Being called “just” a mom is offensive as hell. Any mother knows that this is the toughest job in the world. I’ve worked outside of the home, from home, and have also not worked while staying home with kids. I would always been quick to call out someone who puts down stay at home moms, but really the one I needed to call out was myself.
I’m a feminist.
Have an IQ a little above the cutoff for genius.
I’ve worked at huge organizations and national television networks.
I’ve studied abroad in two countries.
I believe in equal pay.
I want to be an example of what a woman can achieve for my daughter.
I’ve built my own businesses.
Something has not felt right in my heart and soul for a long time.
Today it dawned on me.
Despite wanting to fit the mold of a modern mom and woman, my soul is screaming for something else right now.
To be “just a mom.”
I have resisted.
I have fought it.
I have pretended my whole world and place in the world didn’t shift the moment I first got pregnant. And it made me miserable.
I thought because I:
Have an excellent (and expensive) education
Have an aptitude for many types of work
That I must work. I must have a career outside the home.
I said I’m a feminist.
But feminism failed me here.
I internalized all of my beloved ideas of girl power and equality as messages about how my worth is dependent on my ability to climb ladders, smash glass ceilings and make money.
But my worth is dependent on nothing.
I am enough and worthy whether I become president of the United States or never work another day in my life.
(Though we know that when it comes to working, there’s no job tougher than that of mother.)
Today I realized that (at least for now) I want to be “just a mom.”
Sure I’ll have hobbies, I’ll have a blog, I’ll write.
But I want my priority and job to be that of mom.

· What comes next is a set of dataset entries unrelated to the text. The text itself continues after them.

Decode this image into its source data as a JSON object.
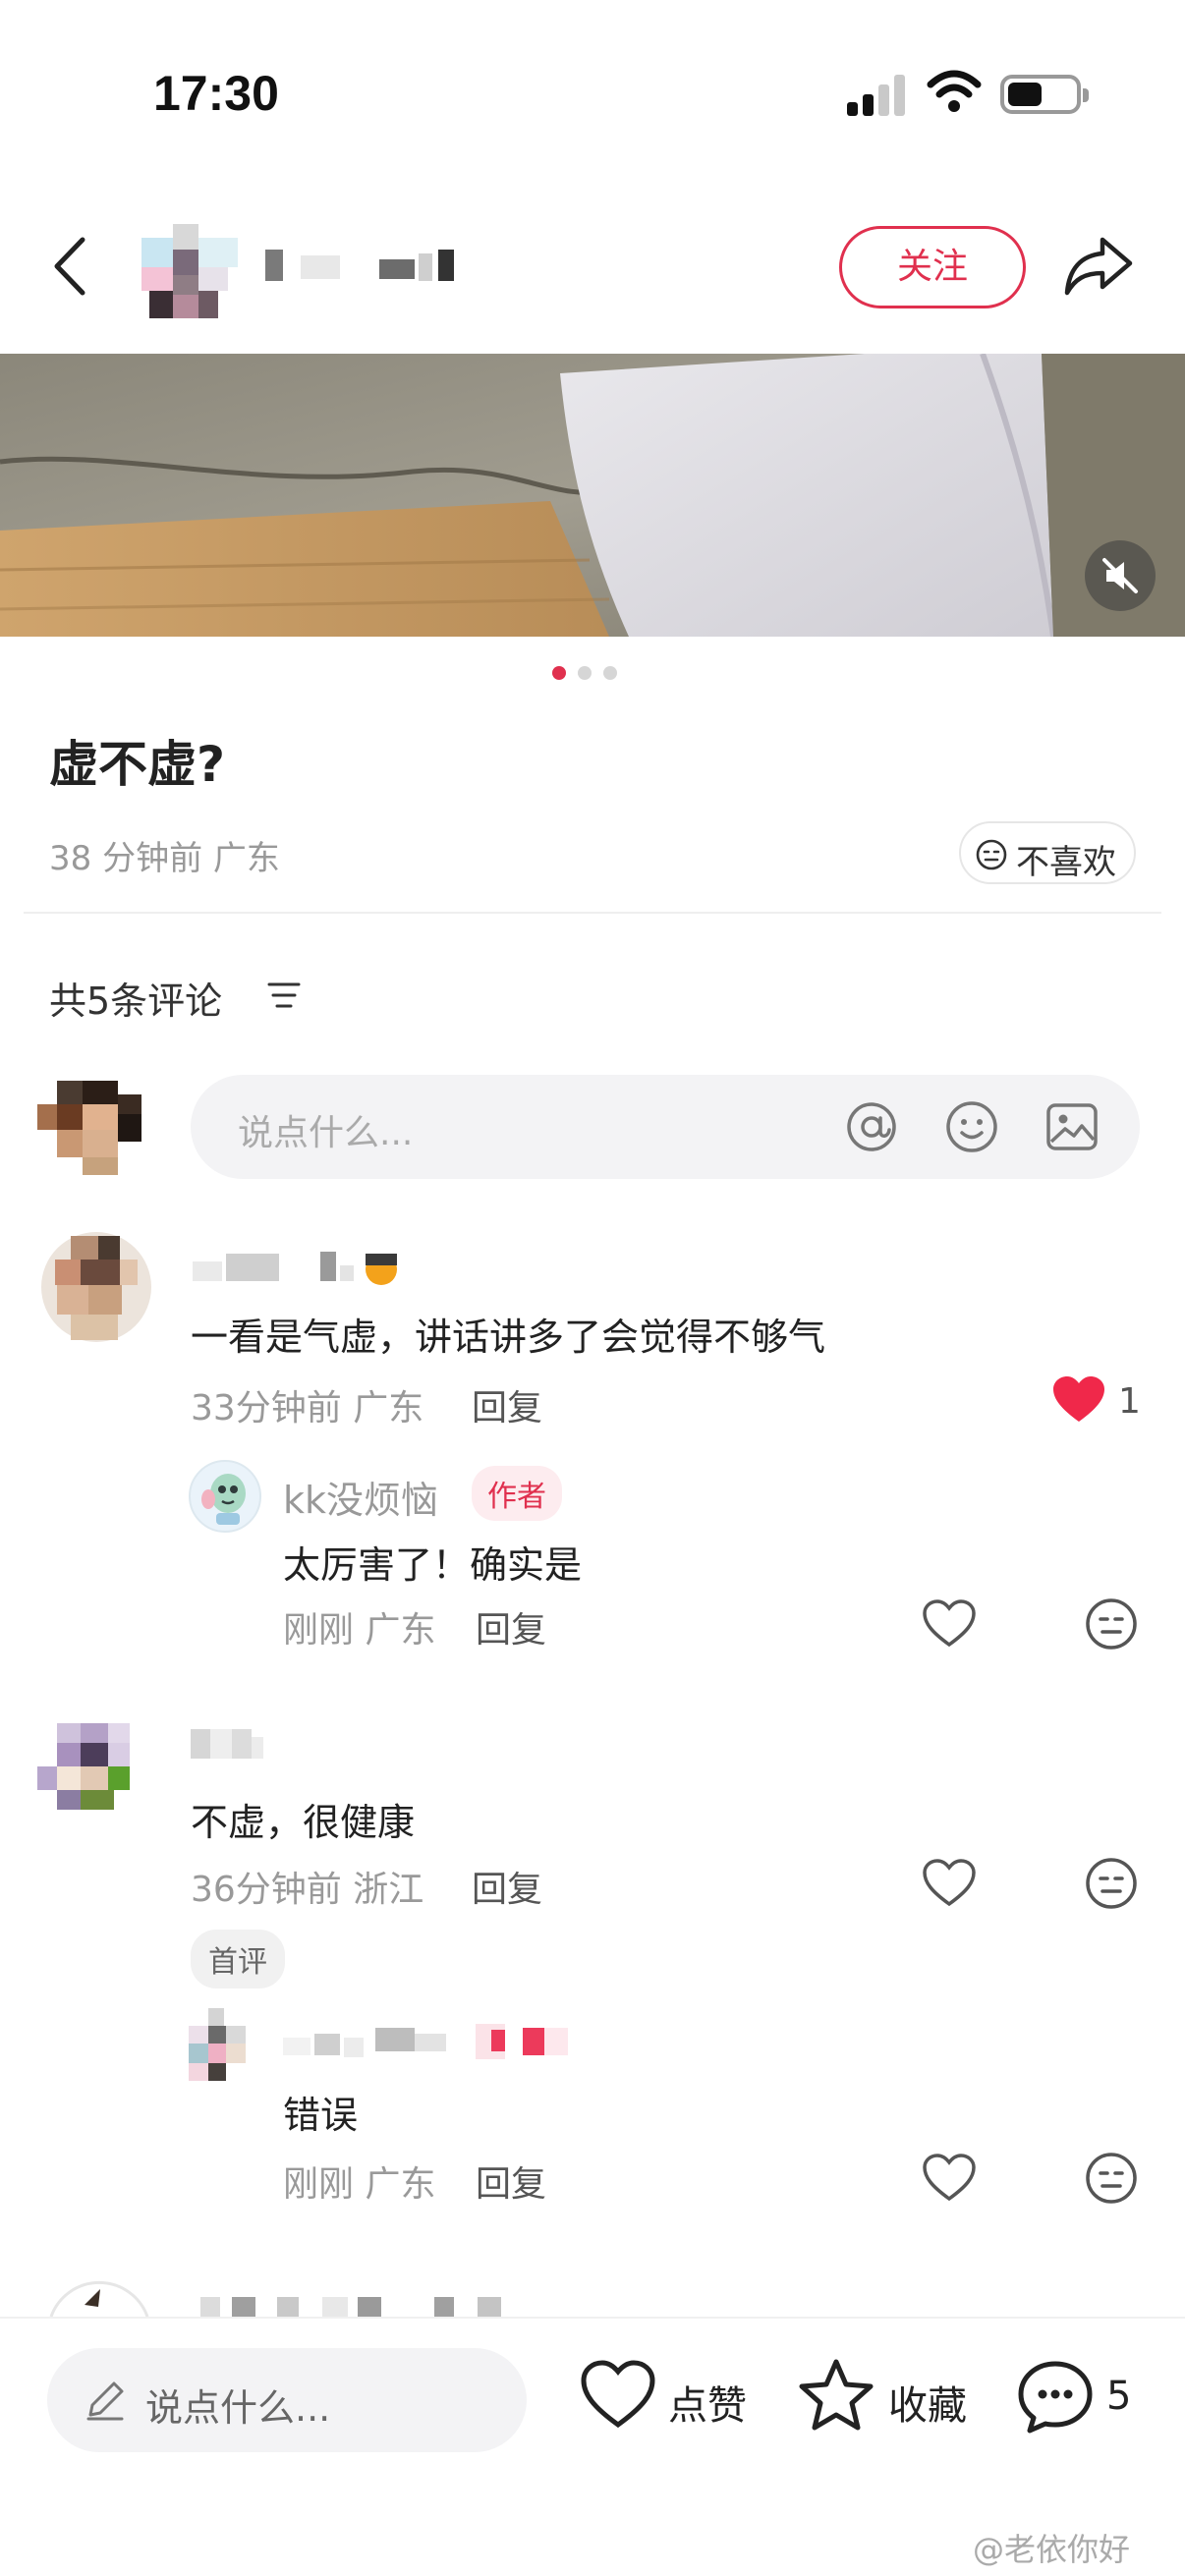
{
  "status_bar": {
    "time": "17:30"
  },
  "header": {
    "follow_label": "关注"
  },
  "post": {
    "title": "虚不虚?",
    "meta": "38 分钟前 广东",
    "dislike_label": "不喜欢",
    "image_count": 3,
    "current_image": 1
  },
  "comments_section": {
    "count_label": "共5条评论",
    "composer_placeholder": "说点什么..."
  },
  "comments": [
    {
      "text": "一看是气虚，讲话讲多了会觉得不够气",
      "meta": "33分钟前 广东",
      "reply_label": "回复",
      "likes": "1",
      "replies": [
        {
          "name": "kk没烦恼",
          "tag": "作者",
          "text": "太厉害了！确实是",
          "meta": "刚刚 广东",
          "reply_label": "回复"
        }
      ]
    },
    {
      "text": "不虚，很健康",
      "meta": "36分钟前 浙江",
      "reply_label": "回复",
      "tag": "首评",
      "replies": [
        {
          "text": "错误",
          "meta": "刚刚 广东",
          "reply_label": "回复"
        }
      ]
    }
  ],
  "bottom_bar": {
    "input_placeholder": "说点什么...",
    "like_label": "点赞",
    "collect_label": "收藏",
    "comment_count": "5"
  },
  "watermark": "@老依你好",
  "colors": {
    "accent": "#e0304e",
    "muted": "#999999"
  }
}
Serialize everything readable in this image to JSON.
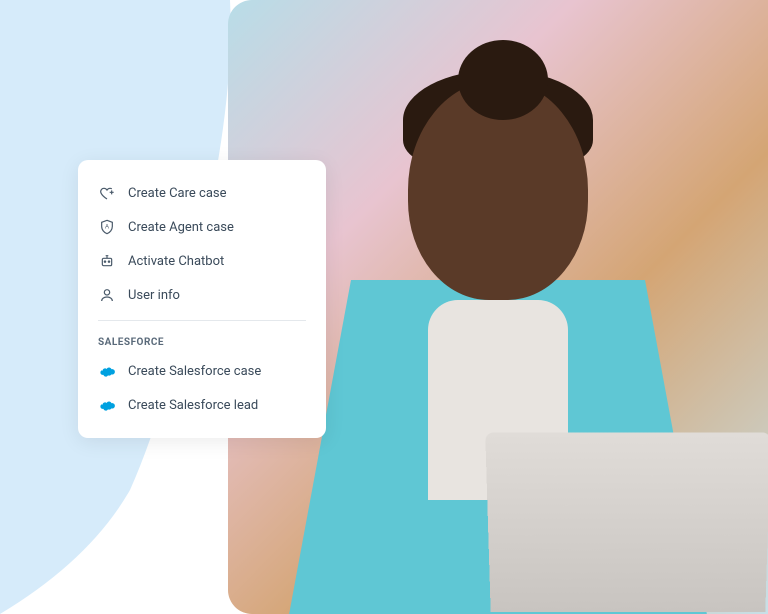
{
  "menu": {
    "items": [
      {
        "label": "Create Care case"
      },
      {
        "label": "Create Agent case"
      },
      {
        "label": "Activate Chatbot"
      },
      {
        "label": "User info"
      }
    ],
    "section_label": "SALESFORCE",
    "salesforce_items": [
      {
        "label": "Create Salesforce case"
      },
      {
        "label": "Create Salesforce lead"
      }
    ]
  }
}
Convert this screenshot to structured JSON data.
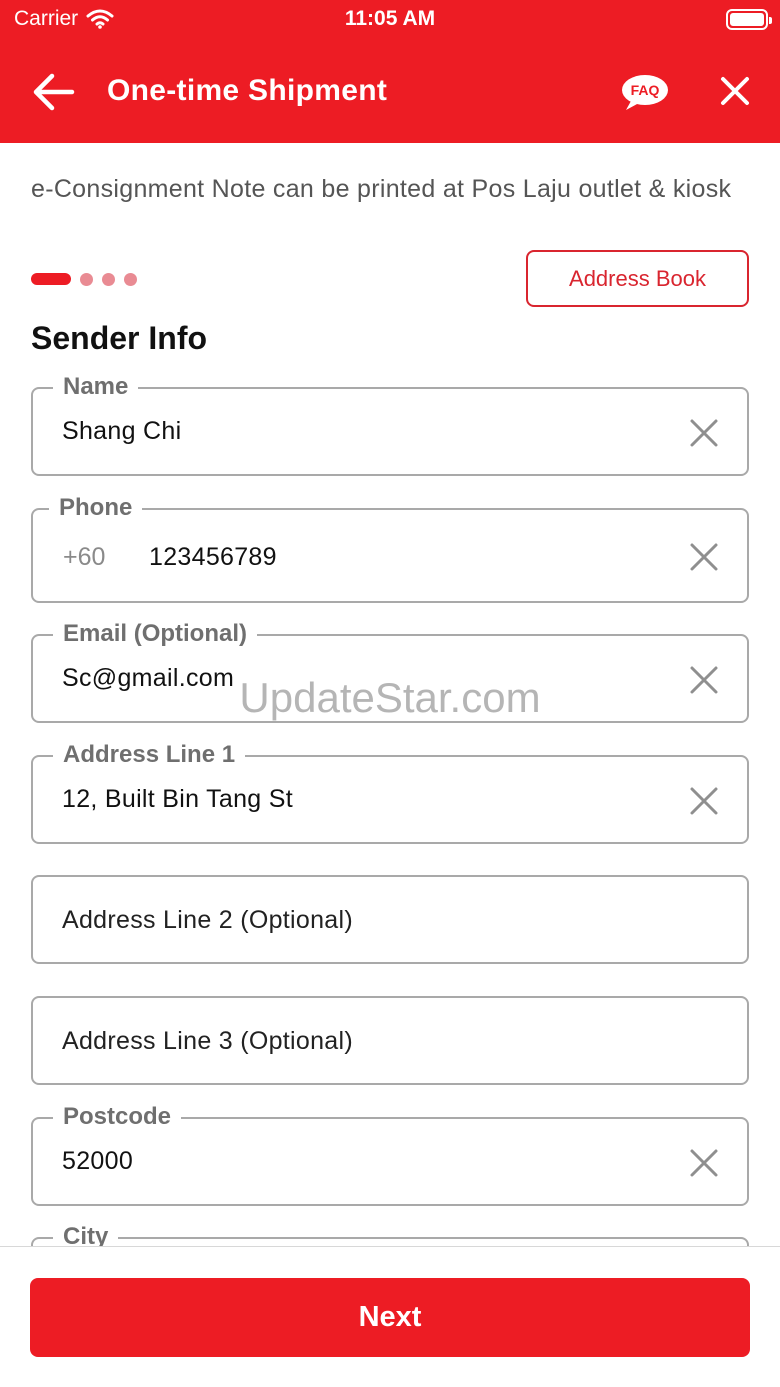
{
  "status_bar": {
    "carrier": "Carrier",
    "time": "11:05 AM"
  },
  "header": {
    "title": "One-time Shipment",
    "faq_label": "FAQ",
    "accent_color": "#ed1c24"
  },
  "notice": "e-Consignment Note can be printed at Pos Laju outlet & kiosk",
  "steps": {
    "total": 4,
    "current": 1
  },
  "address_book_label": "Address Book",
  "section_title": "Sender Info",
  "fields": {
    "name": {
      "label": "Name",
      "value": "Shang Chi"
    },
    "phone": {
      "label": "Phone",
      "country_code": "+60",
      "value": "123456789"
    },
    "email": {
      "label": "Email (Optional)",
      "value": "Sc@gmail.com"
    },
    "address1": {
      "label": "Address Line 1",
      "value": "12, Built Bin Tang St"
    },
    "address2": {
      "placeholder": "Address Line 2 (Optional)"
    },
    "address3": {
      "placeholder": "Address Line 3 (Optional)"
    },
    "postcode": {
      "label": "Postcode",
      "value": "52000"
    },
    "city": {
      "label": "City"
    }
  },
  "watermark": "UpdateStar.com",
  "next_label": "Next"
}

Not because I have to. Not because it’s my “place” as a woman.
Because it’s the place I am choosing because it is what my heart wants and needs.
And I also appreciate the privilege I have in being able to make this choice.
Many moms must work or must stay home because of life circumstances.
But perhaps the glass ceiling I am smashing now is the ceiling on the box I’ve created for myself.
The box of what a mother should be.
The box of what a woman should be.
The box of shame, self-doubt, guilt, and unaligned expectations.
I thought if I just get the next promotion, sign the next big client, hit revenue goals, that I would finally feel free.
But as surely as 1950’s housewives may have felt trapped by their role, I was in reality, just as trapped in this modern role of woman and mother.
I’ve always been radical. The black sheep. The psychedelic sheep.
So I’m practicing radical motherhood.
I’m throwing my entire soul into being a mom.
Being “just a mom.”
Because it is my choice, and what my heart is calling me to do.